We need to look at how the last transfer of leader when Labour was in power - from Wilson to Callaghan - worked. Wilson decided the timing of his departure. Admittedly the threshold for nomination was lower, but there were six candidates: Benn, Callaghan, Crosland, Foot, Healey and Jenkins. Callaghan was by any estimation the frontrunner just as Brown is, having been Chancellor, Foreign Secretary and Home Secretary and a leadership contender back in 1963 but he did not feel got at or insulted by nearly a third of his Cabinet colleagues throwing their hats in the ring. Most (probably all) of them knew they would lose but quite legitimately ran anyway to either profile themselves and stake a claim to a future bid, mark their right to a senior Cabinet position, or measure the size of their ideological or personal power base. Dennis Healey even went into the second round despite only getting first round support from 30 MPs. Callaghan was magnanimous in victory and gave them all high office.
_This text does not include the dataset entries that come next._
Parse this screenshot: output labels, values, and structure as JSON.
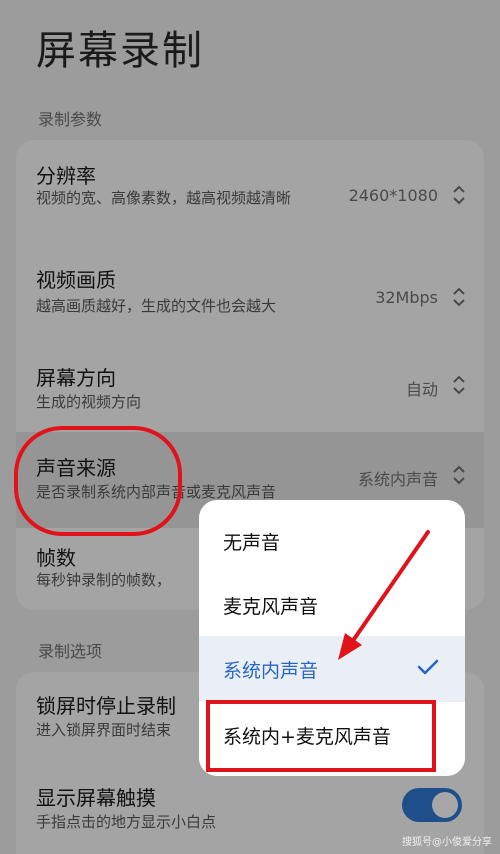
{
  "page": {
    "title": "屏幕录制"
  },
  "sections": {
    "params_label": "录制参数",
    "options_label": "录制选项"
  },
  "params": {
    "resolution": {
      "title": "分辨率",
      "desc": "视频的宽、高像素数，越高视频越清晰",
      "value": "2460*1080"
    },
    "quality": {
      "title": "视频画质",
      "desc": "越高画质越好，生成的文件也会越大",
      "value": "32Mbps"
    },
    "orientation": {
      "title": "屏幕方向",
      "desc": "生成的视频方向",
      "value": "自动"
    },
    "audio": {
      "title": "声音来源",
      "desc": "是否录制系统内部声音或麦克风声音",
      "value": "系统内声音"
    },
    "fps": {
      "title": "帧数",
      "desc": "每秒钟录制的帧数，"
    }
  },
  "options": {
    "lock_stop": {
      "title": "锁屏时停止录制",
      "desc": "进入锁屏界面时结束"
    },
    "show_touches": {
      "title": "显示屏幕触摸",
      "desc": "手指点击的地方显示小白点",
      "enabled": true
    }
  },
  "popup": {
    "items": [
      {
        "label": "无声音",
        "selected": false
      },
      {
        "label": "麦克风声音",
        "selected": false
      },
      {
        "label": "系统内声音",
        "selected": true
      },
      {
        "label": "系统内+麦克风声音",
        "selected": false
      }
    ]
  },
  "watermark": "搜狐号@小俊爱分享",
  "colors": {
    "annotation_red": "#e0121a",
    "accent_blue": "#2a67c4",
    "toggle_on": "#1f4f8a"
  }
}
This time round we ought to have, besides Brown, McDonnell representing the Hard Left, Meacher or someone else representing the Soft Left, and maybe a soft Blairite (Johnson - who on some issues is actually close to the Soft Left) and hard Blairite (Reid) standing. That way Party and union members will get a real choice and the winner - still almost certainly Brown - will get a real mandate and we will have got a real measure of the strength of the different ideological currents in the Party. That way we can avoid the ill-feeling after the alleged Granita deal when Brown felt he had never had the chance to demonstate his support in the Party and Blair was unable to proove what support he would have had if Brown had stood.
We need to understand that actually our most senior ministers would be very odd politicians if they did not want to take the chance - however slim - to run for Leader and PM - that "inside every soldier's knapsack is a marshal's baton."
We also need to understand that we would be a pretty pathetic excuse for a Labour Party if we only had one person capable of being PM available and sat round the Cabinet table at any one time.
This election should be a festival of ideas and choice that shows Labour in the best possible light as open, democratic, comradely and inclusive. It's not too late to make it that.